After we have external-dns setup, let’s create a certificate for our service. If you really want to automate absolutely everything, you can use cert-manager for this - a service that runs on your cluster and automatically fetches certificates via LetsEncrypt. But, if you don’t mind manually creating the certificate, you can create the certificate via AWS Certificate Manager. If you have no certificates provisioned, click on “Get started” under “Provision certificates”, otherwise click on “Request a certificate”. From there:

Choose “Request a public certificate” and click on the “Request a certificate” button.
Enter your domain name (e.g. “thedreaming.org”) as the domain, click “Add another name to this certificate” and then enter your domain again prefixed with “*.” to make a wildcard certificate (e.g. “*.thedreaming.org”.) Click “Next”.
Choose “DNS Validation”, and then click “Next”, then “Review”.
If everything looks good, click “Confirm and request”.
You now have to “validate” that you own these domains. You should see a screen with “Pending validation” next to both entries. Since both are for the same top-level domain, when you validate one it should also validate the other. Open one of these up and it will give you instructions for validating the domain name, although if your domain is on Route 53 there should be a “Create record in Route 53”. Once the record has been created, click “Continue” (even though validation is still pending). This will take you to your list of certificates, and you can refresh the page until validation is complete.

Once you’ve created your certificate, of if you already have a certificate for the domain name in question, take note of the certificate ARN (something like “arn:aws:acm:us-west-1:XXXX:certificate/YYYY”). Now we can update our ingress.

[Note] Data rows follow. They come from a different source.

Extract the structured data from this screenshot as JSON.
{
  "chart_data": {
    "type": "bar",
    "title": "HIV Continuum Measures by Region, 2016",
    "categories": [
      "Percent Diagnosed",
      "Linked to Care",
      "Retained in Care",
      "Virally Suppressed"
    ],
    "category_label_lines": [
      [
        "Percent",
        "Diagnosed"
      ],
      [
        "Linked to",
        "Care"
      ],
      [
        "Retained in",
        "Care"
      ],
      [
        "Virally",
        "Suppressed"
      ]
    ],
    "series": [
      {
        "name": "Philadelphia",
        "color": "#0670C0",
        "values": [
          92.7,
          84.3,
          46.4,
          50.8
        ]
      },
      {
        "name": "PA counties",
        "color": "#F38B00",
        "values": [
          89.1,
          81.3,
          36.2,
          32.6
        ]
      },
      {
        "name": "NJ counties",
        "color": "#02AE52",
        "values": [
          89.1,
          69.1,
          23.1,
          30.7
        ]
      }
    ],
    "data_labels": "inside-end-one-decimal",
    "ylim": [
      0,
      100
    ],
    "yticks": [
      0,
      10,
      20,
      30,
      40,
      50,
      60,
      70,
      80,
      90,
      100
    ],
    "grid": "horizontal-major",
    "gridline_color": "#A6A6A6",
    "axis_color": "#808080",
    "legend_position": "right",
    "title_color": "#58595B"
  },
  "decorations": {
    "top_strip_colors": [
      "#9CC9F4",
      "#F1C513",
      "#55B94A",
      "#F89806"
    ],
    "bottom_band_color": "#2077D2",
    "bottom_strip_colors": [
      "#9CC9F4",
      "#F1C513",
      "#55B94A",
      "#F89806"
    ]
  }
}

Replace the ingress in 2048.yaml with this updated version:

apiVersion: extensions/v1beta1
kind: Ingress
metadata:
  name: gameservice
  annotations:
    kubernetes.io/ingress.class: "alb"
    alb.ingress.kubernetes.io/scheme: "internet-facing"
    alb.ingress.kubernetes.io/listen-ports: '[{"HTTP": 80}, {"HTTPS":443}]'
    alb.ingress.kubernetes.io/actions.ssl-redirect: '{"Type": "redirect", "RedirectConfig": { "Protocol": "HTTPS", "Port": "443", "StatusCode": "HTTP_301"}}'
    alb.ingress.kubernetes.io/certificate-arn: "arn:aws:acm:us-west-1:150...:certificate/277..."
spec:
  rules:
    - host: 2048.thedreaming.org
      http:
        paths:
         # The ALB will only match this path if we come in via HTTP.
         - path: /*
           backend:
             serviceName: ssl-redirect
             servicePort: use-annotation
         - path: /*
           backend:
             serviceName: gameservice
             servicePort: http

Replace the “certificate-arn” with your certificate-arn, and “thedreaming.org” with your domain name. Notice here we specify the port to redirect to for HTTPS traffic via the “alb.ingress.kubernetes.io/ssl-redirect”. We have to specify this as a string: “443”, instead of as a bare number. This is because annotations can only have string values in Kubernetes.

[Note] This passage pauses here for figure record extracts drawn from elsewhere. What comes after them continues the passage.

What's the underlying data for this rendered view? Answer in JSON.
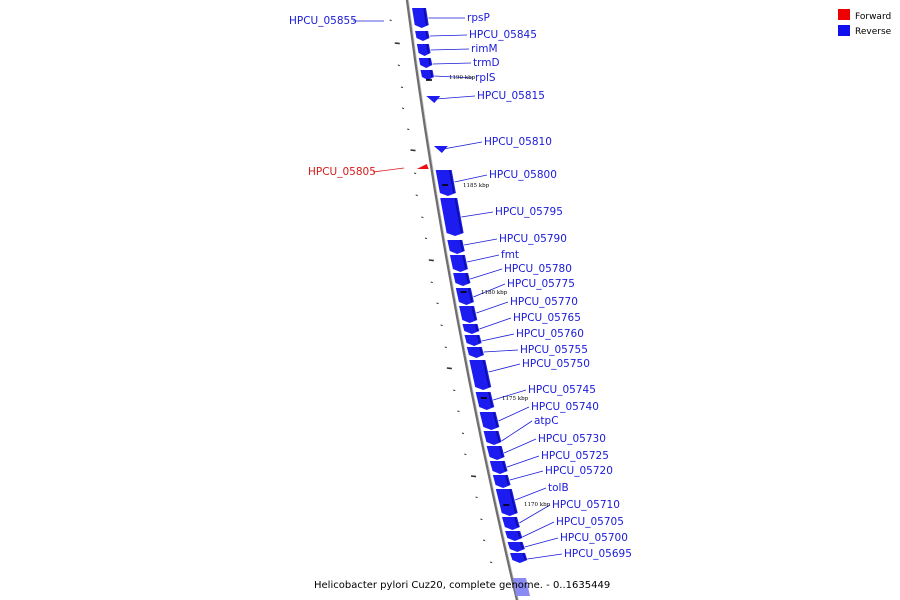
{
  "legend": {
    "forward": {
      "label": "Forward",
      "color": "#ee0000"
    },
    "reverse": {
      "label": "Reverse",
      "color": "#1010ee"
    }
  },
  "caption": "Helicobacter pylori Cuz20, complete genome. - 0..1635449",
  "colors": {
    "reverse_fill": "#1c1cf0",
    "reverse_dark": "#0c0c9a",
    "forward_fill": "#ee1111",
    "backbone": "#777777",
    "label_blue": "#1a1ad9",
    "label_red": "#d91a1a",
    "faint_gene": "#8080f0"
  },
  "genes": [
    {
      "label": "HPCU_05855",
      "strand": "reverse"
    },
    {
      "label": "rpsP",
      "strand": "reverse"
    },
    {
      "label": "HPCU_05845",
      "strand": "reverse"
    },
    {
      "label": "rimM",
      "strand": "reverse"
    },
    {
      "label": "trmD",
      "strand": "reverse"
    },
    {
      "label": "rplS",
      "strand": "reverse"
    },
    {
      "label": "HPCU_05815",
      "strand": "reverse"
    },
    {
      "label": "HPCU_05810",
      "strand": "reverse"
    },
    {
      "label": "HPCU_05805",
      "strand": "forward"
    },
    {
      "label": "HPCU_05800",
      "strand": "reverse"
    },
    {
      "label": "HPCU_05795",
      "strand": "reverse"
    },
    {
      "label": "HPCU_05790",
      "strand": "reverse"
    },
    {
      "label": "fmt",
      "strand": "reverse"
    },
    {
      "label": "HPCU_05780",
      "strand": "reverse"
    },
    {
      "label": "HPCU_05775",
      "strand": "reverse"
    },
    {
      "label": "HPCU_05770",
      "strand": "reverse"
    },
    {
      "label": "HPCU_05765",
      "strand": "reverse"
    },
    {
      "label": "HPCU_05760",
      "strand": "reverse"
    },
    {
      "label": "HPCU_05755",
      "strand": "reverse"
    },
    {
      "label": "HPCU_05750",
      "strand": "reverse"
    },
    {
      "label": "HPCU_05745",
      "strand": "reverse"
    },
    {
      "label": "HPCU_05740",
      "strand": "reverse"
    },
    {
      "label": "atpC",
      "strand": "reverse"
    },
    {
      "label": "HPCU_05730",
      "strand": "reverse"
    },
    {
      "label": "HPCU_05725",
      "strand": "reverse"
    },
    {
      "label": "HPCU_05720",
      "strand": "reverse"
    },
    {
      "label": "tolB",
      "strand": "reverse"
    },
    {
      "label": "HPCU_05710",
      "strand": "reverse"
    },
    {
      "label": "HPCU_05705",
      "strand": "reverse"
    },
    {
      "label": "HPCU_05700",
      "strand": "reverse"
    },
    {
      "label": "HPCU_05695",
      "strand": "reverse"
    }
  ],
  "ticks": [
    {
      "label": "1190 kbp"
    },
    {
      "label": "1185 kbp"
    },
    {
      "label": "1180 kbp"
    },
    {
      "label": "1175 kbp"
    },
    {
      "label": "1170 kbp"
    }
  ]
}
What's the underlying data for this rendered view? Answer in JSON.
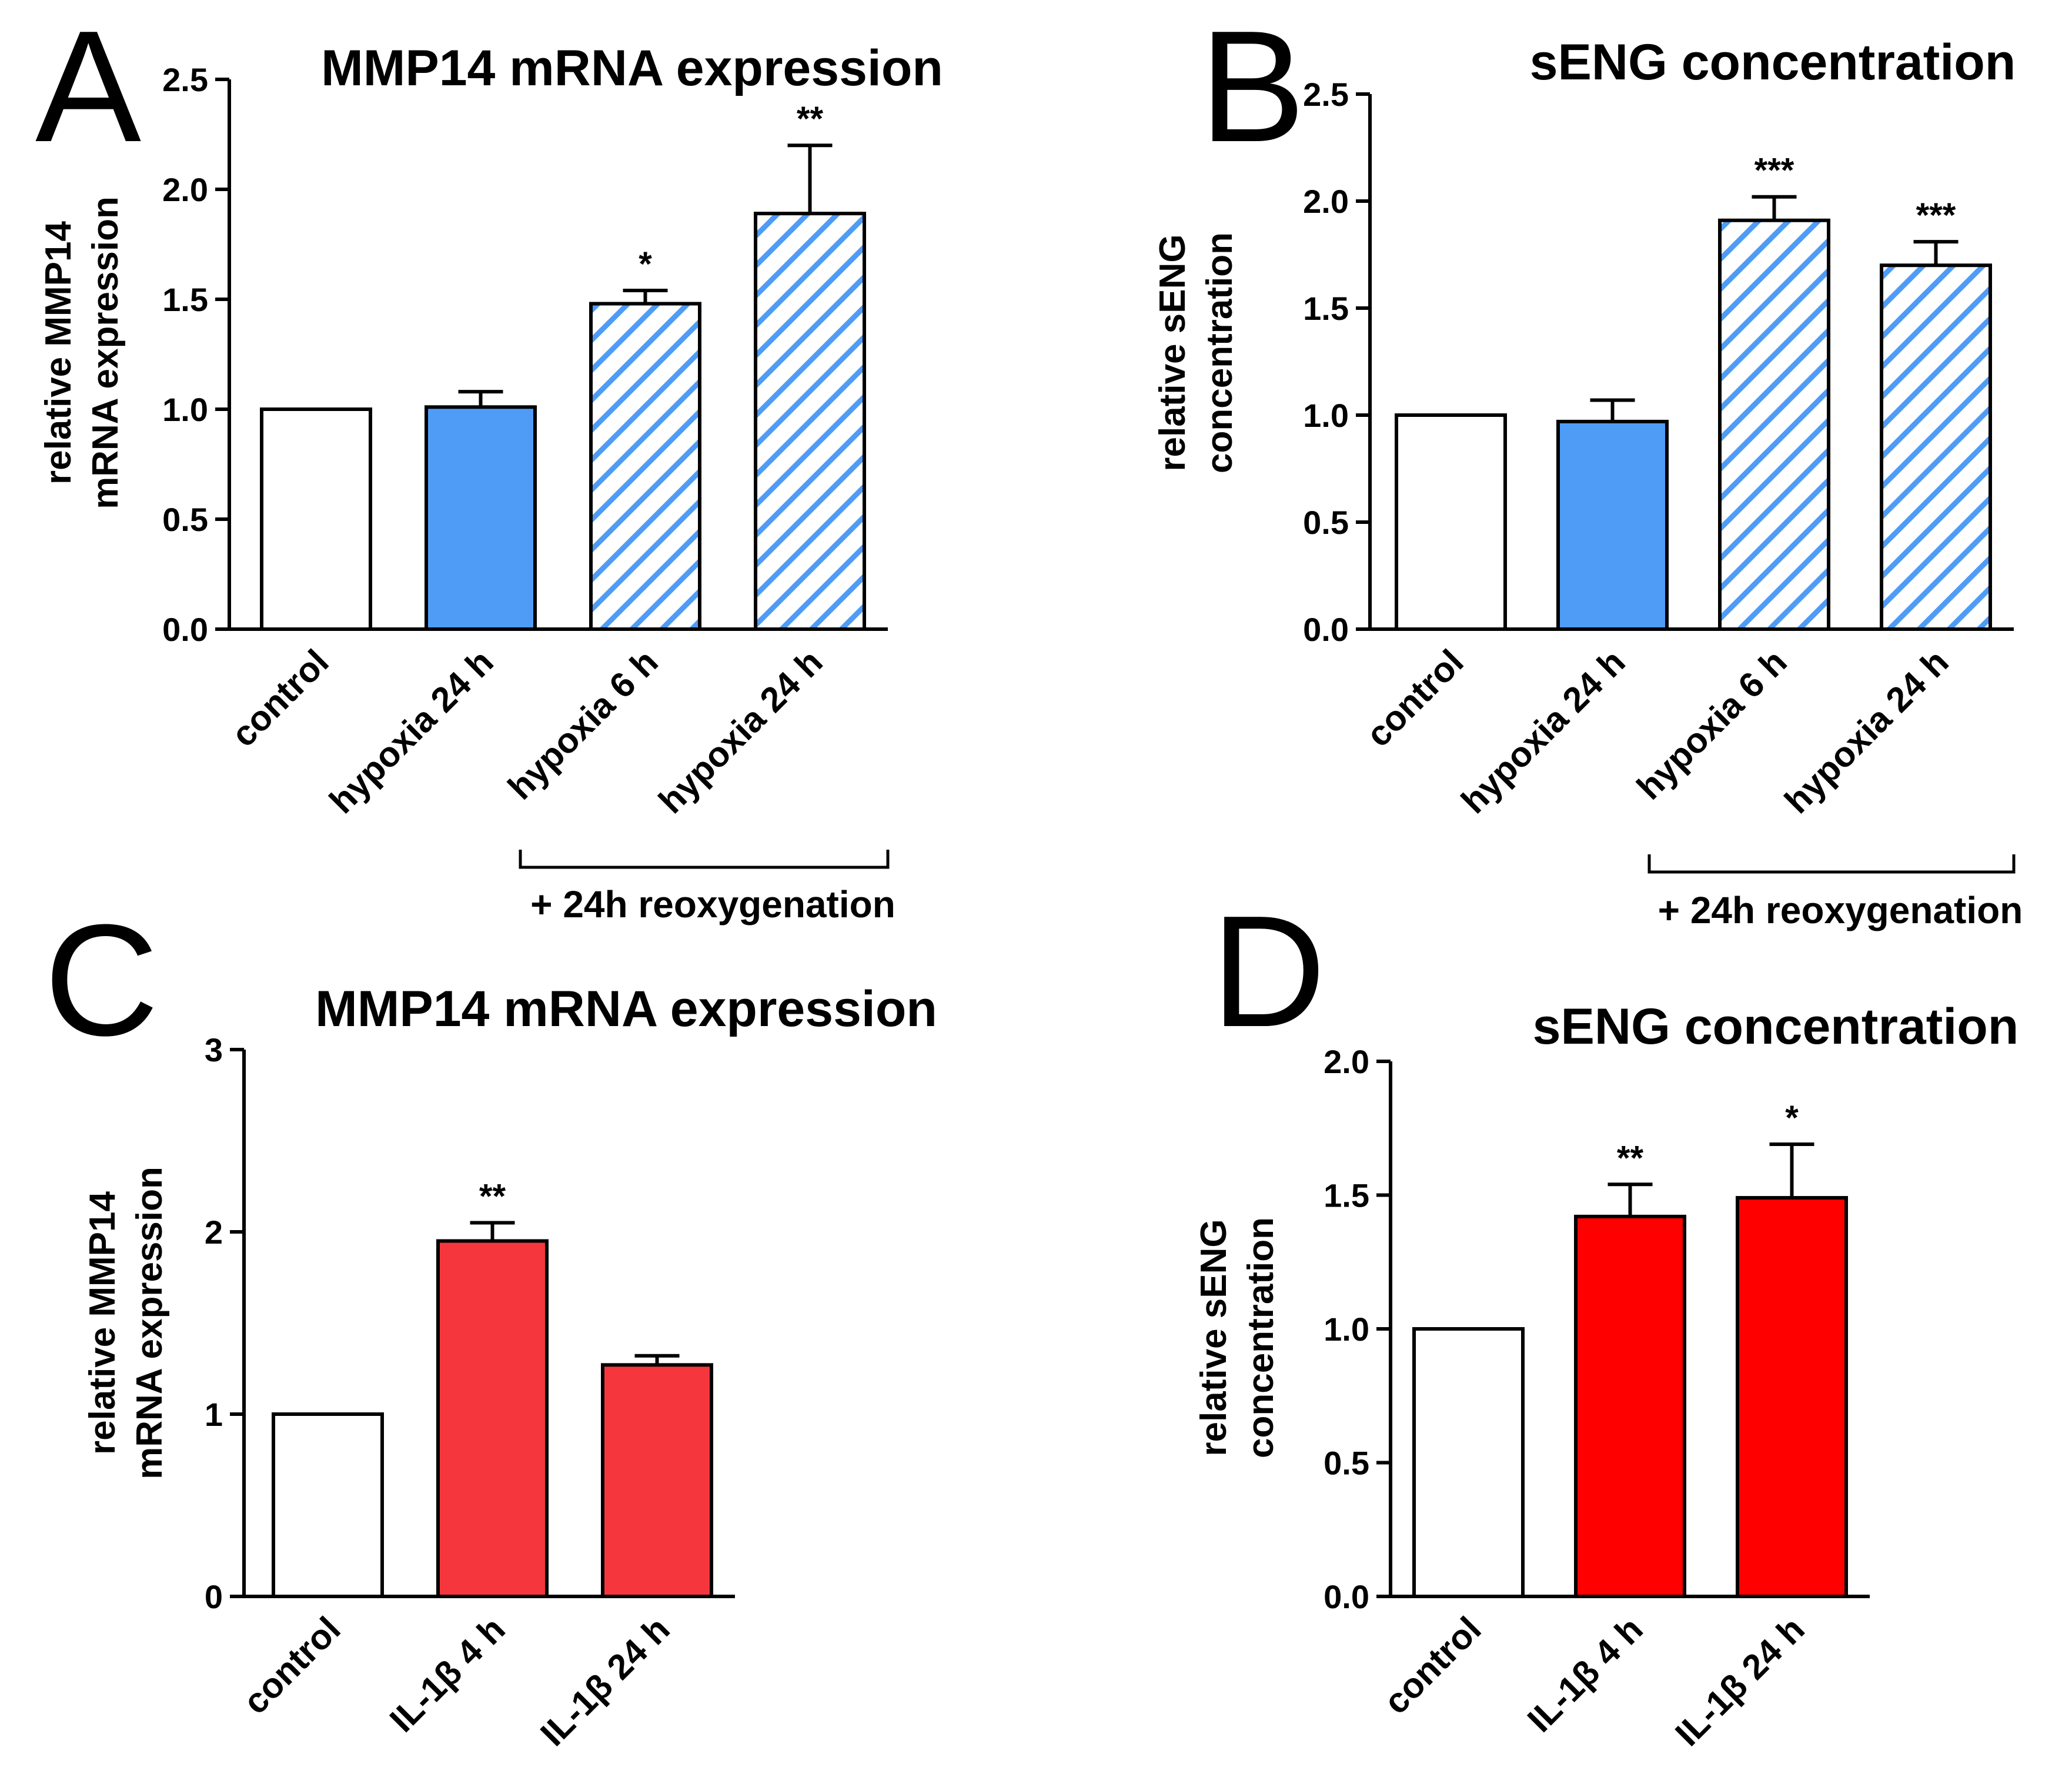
{
  "colors": {
    "white": "#ffffff",
    "blue": "#4f9cf7",
    "hatch": "#4f9cf7",
    "red_light": "#f5373d",
    "red": "#ff0000",
    "axis": "#000000"
  },
  "chart_data": [
    {
      "panel": "A",
      "type": "bar",
      "title": "MMP14 mRNA expression",
      "ylabel_lines": [
        "relative MMP14",
        "mRNA expression"
      ],
      "ylim": [
        0,
        2.5
      ],
      "yticks": [
        "0.0",
        "0.5",
        "1.0",
        "1.5",
        "2.0",
        "2.5"
      ],
      "ytick_values": [
        0,
        0.5,
        1.0,
        1.5,
        2.0,
        2.5
      ],
      "categories": [
        "control",
        "hypoxia 24 h",
        "hypoxia 6 h",
        "hypoxia 24 h"
      ],
      "values": [
        1.0,
        1.01,
        1.48,
        1.89
      ],
      "errors": [
        0,
        0.07,
        0.06,
        0.31
      ],
      "fills": [
        "white",
        "blue",
        "hatch",
        "hatch"
      ],
      "annotations": [
        "",
        "",
        "*",
        "**"
      ],
      "bracket": {
        "from": 2,
        "to": 3,
        "label": "+ 24h reoxygenation"
      }
    },
    {
      "panel": "B",
      "type": "bar",
      "title": "sENG concentration",
      "ylabel_lines": [
        "relative sENG",
        "concentration"
      ],
      "ylim": [
        0,
        2.5
      ],
      "yticks": [
        "0.0",
        "0.5",
        "1.0",
        "1.5",
        "2.0",
        "2.5"
      ],
      "ytick_values": [
        0,
        0.5,
        1.0,
        1.5,
        2.0,
        2.5
      ],
      "categories": [
        "control",
        "hypoxia 24 h",
        "hypoxia 6 h",
        "hypoxia 24 h"
      ],
      "values": [
        1.0,
        0.97,
        1.91,
        1.7
      ],
      "errors": [
        0,
        0.1,
        0.11,
        0.11
      ],
      "fills": [
        "white",
        "blue",
        "hatch",
        "hatch"
      ],
      "annotations": [
        "",
        "",
        "***",
        "***"
      ],
      "bracket": {
        "from": 2,
        "to": 3,
        "label": "+ 24h reoxygenation"
      }
    },
    {
      "panel": "C",
      "type": "bar",
      "title": "MMP14 mRNA expression",
      "ylabel_lines": [
        "relative MMP14",
        "mRNA expression"
      ],
      "ylim": [
        0,
        3
      ],
      "yticks": [
        "0",
        "1",
        "2",
        "3"
      ],
      "ytick_values": [
        0,
        1,
        2,
        3
      ],
      "categories": [
        "control",
        "IL-1β 4 h",
        "IL-1β 24 h"
      ],
      "values": [
        1.0,
        1.95,
        1.27
      ],
      "errors": [
        0,
        0.1,
        0.05
      ],
      "fills": [
        "white",
        "red_light",
        "red_light"
      ],
      "annotations": [
        "",
        "**",
        ""
      ]
    },
    {
      "panel": "D",
      "type": "bar",
      "title": "sENG concentration",
      "ylabel_lines": [
        "relative sENG",
        "concentration"
      ],
      "ylim": [
        0,
        2.0
      ],
      "yticks": [
        "0.0",
        "0.5",
        "1.0",
        "1.5",
        "2.0"
      ],
      "ytick_values": [
        0,
        0.5,
        1.0,
        1.5,
        2.0
      ],
      "categories": [
        "control",
        "IL-1β 4 h",
        "IL-1β 24 h"
      ],
      "values": [
        1.0,
        1.42,
        1.49
      ],
      "errors": [
        0,
        0.12,
        0.2
      ],
      "fills": [
        "white",
        "red",
        "red"
      ],
      "annotations": [
        "",
        "**",
        "*"
      ]
    }
  ]
}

This ingress looks a little strange, because it has two paths for “/*”. There’s some funny-business going on here in the controller, which you can read about in more detail at the bottom of this page, but the short version is that the first one will only match when we come in via HTTP, and will be ignored for HTTPS (because it would cause an infinite loop).

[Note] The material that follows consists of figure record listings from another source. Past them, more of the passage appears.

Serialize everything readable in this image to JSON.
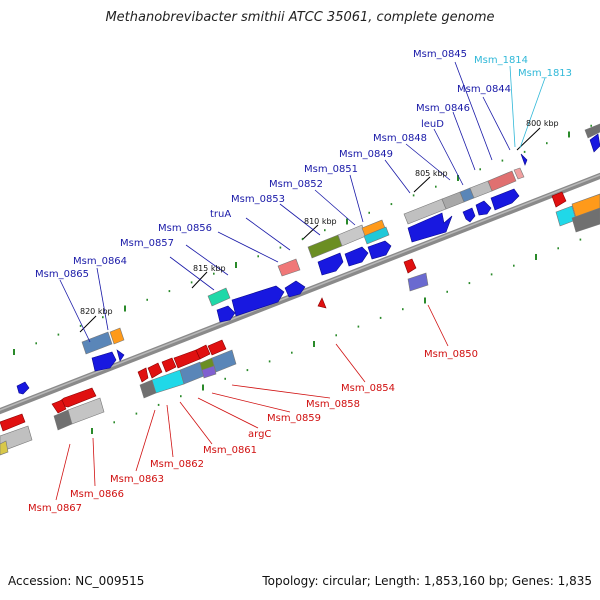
{
  "title": "Methanobrevibacter smithii ATCC 35061, complete genome",
  "footer": {
    "accession": "Accession: NC_009515",
    "topology": "Topology: circular; Length: 1,853,160 bp; Genes: 1,835"
  },
  "colors": {
    "forward_label": "#1a1aa8",
    "reverse_label": "#d01010",
    "rna_label": "#30b8d8",
    "backbone": "#888888",
    "tick": "#2a8a2a"
  },
  "ticks": [
    "800 kbp",
    "805 kbp",
    "810 kbp",
    "815 kbp",
    "820 kbp"
  ],
  "labels_top": [
    "Msm_0845",
    "Msm_1814",
    "Msm_1813",
    "Msm_0844",
    "Msm_0846",
    "leuD",
    "Msm_0848",
    "Msm_0849",
    "Msm_0851",
    "Msm_0852",
    "Msm_0853",
    "truA",
    "Msm_0856",
    "Msm_0857",
    "Msm_0864",
    "Msm_0865"
  ],
  "labels_bottom": [
    "Msm_0850",
    "Msm_0854",
    "Msm_0858",
    "Msm_0859",
    "argC",
    "Msm_0861",
    "Msm_0862",
    "Msm_0863",
    "Msm_0866",
    "Msm_0867"
  ]
}
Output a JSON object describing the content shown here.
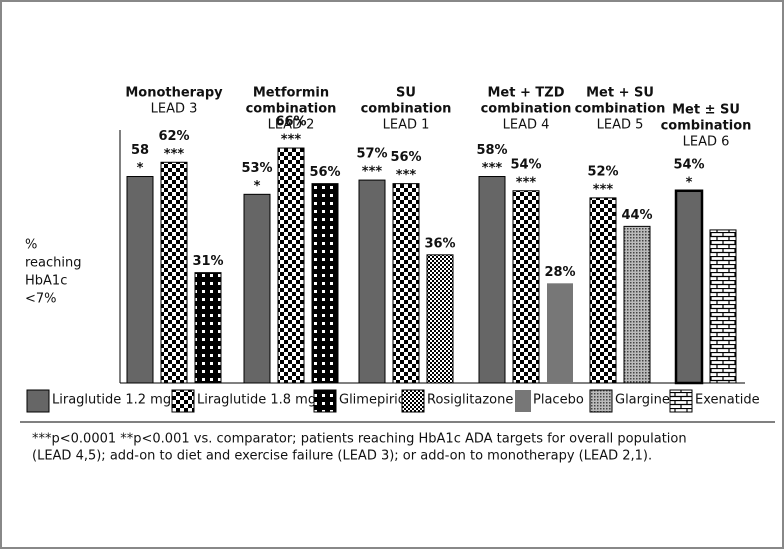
{
  "chart_data": {
    "type": "bar",
    "categories": [
      [
        "Monotherapy"
      ],
      [
        "Metformin",
        "combination"
      ],
      [
        "SU",
        "combination"
      ],
      [
        "Met + TZD",
        "combination"
      ],
      [
        "Met + SU",
        "combination"
      ],
      [
        "Met ± SU",
        "combination"
      ]
    ],
    "studies": [
      "LEAD 3",
      "LEAD 2",
      "LEAD 1",
      "LEAD 4",
      "LEAD 5",
      "LEAD 6"
    ],
    "y_label": [
      "%",
      "reaching",
      "HbA1c",
      "<7%"
    ],
    "series": [
      {
        "name": "Liraglutide 1.2 mg",
        "values": [
          58,
          53,
          57,
          58,
          null,
          54
        ],
        "value_labels": [
          "58",
          "53%",
          "57%",
          "58%",
          null,
          "54%"
        ],
        "significance": [
          "*",
          "*",
          "***",
          "***",
          null,
          "*"
        ]
      },
      {
        "name": "Liraglutide 1.8 mg",
        "values": [
          62,
          66,
          56,
          54,
          52,
          null
        ],
        "value_labels": [
          "62%",
          "66%",
          "56%",
          "54%",
          "52%",
          null
        ],
        "significance": [
          "***",
          "***",
          "***",
          "***",
          "***",
          null
        ]
      },
      {
        "name": "Glimepiride",
        "values": [
          31,
          56,
          null,
          null,
          null,
          null
        ],
        "value_labels": [
          "31%",
          "56%",
          null,
          null,
          null,
          null
        ]
      },
      {
        "name": "Rosiglitazone",
        "values": [
          null,
          null,
          36,
          null,
          null,
          null
        ],
        "value_labels": [
          null,
          null,
          "36%",
          null,
          null,
          null
        ]
      },
      {
        "name": "Placebo",
        "values": [
          null,
          null,
          null,
          28,
          null,
          null
        ],
        "value_labels": [
          null,
          null,
          null,
          "28%",
          null,
          null
        ]
      },
      {
        "name": "Glargine",
        "values": [
          null,
          null,
          null,
          null,
          44,
          null
        ],
        "value_labels": [
          null,
          null,
          null,
          null,
          "44%",
          null
        ]
      },
      {
        "name": "Exenatide",
        "values": [
          null,
          null,
          null,
          null,
          null,
          43
        ],
        "value_labels": [
          null,
          null,
          null,
          null,
          null,
          null
        ]
      }
    ],
    "footnote": [
      "***p<0.0001 **p<0.001 vs. comparator; patients reaching HbA1c ADA targets for overall population",
      "(LEAD 4,5); add-on to diet and exercise failure (LEAD 3); or add-on to monotherapy (LEAD 2,1)."
    ]
  }
}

Then, apply our 2048.yaml file again:

$ kubectl apply -f 2048.yaml
deployment.apps/game unchanged
service/gameservice unchanged
ingress.extensions/gameservice configured

In the AWS management console, you should see a new A record has been created for our domain name, and you should now be able to visit that domain and get to the HTTPS version of the site.

Conclusion

In part two of this tutorial we learned how to bring up a cluster in AWS, we learned a bit about security, and we learned about how to set up an Ingress to bring traffic into our cluster. In part three we’re going to look at some important concepts like volumes, stateful sets, and autoscaling.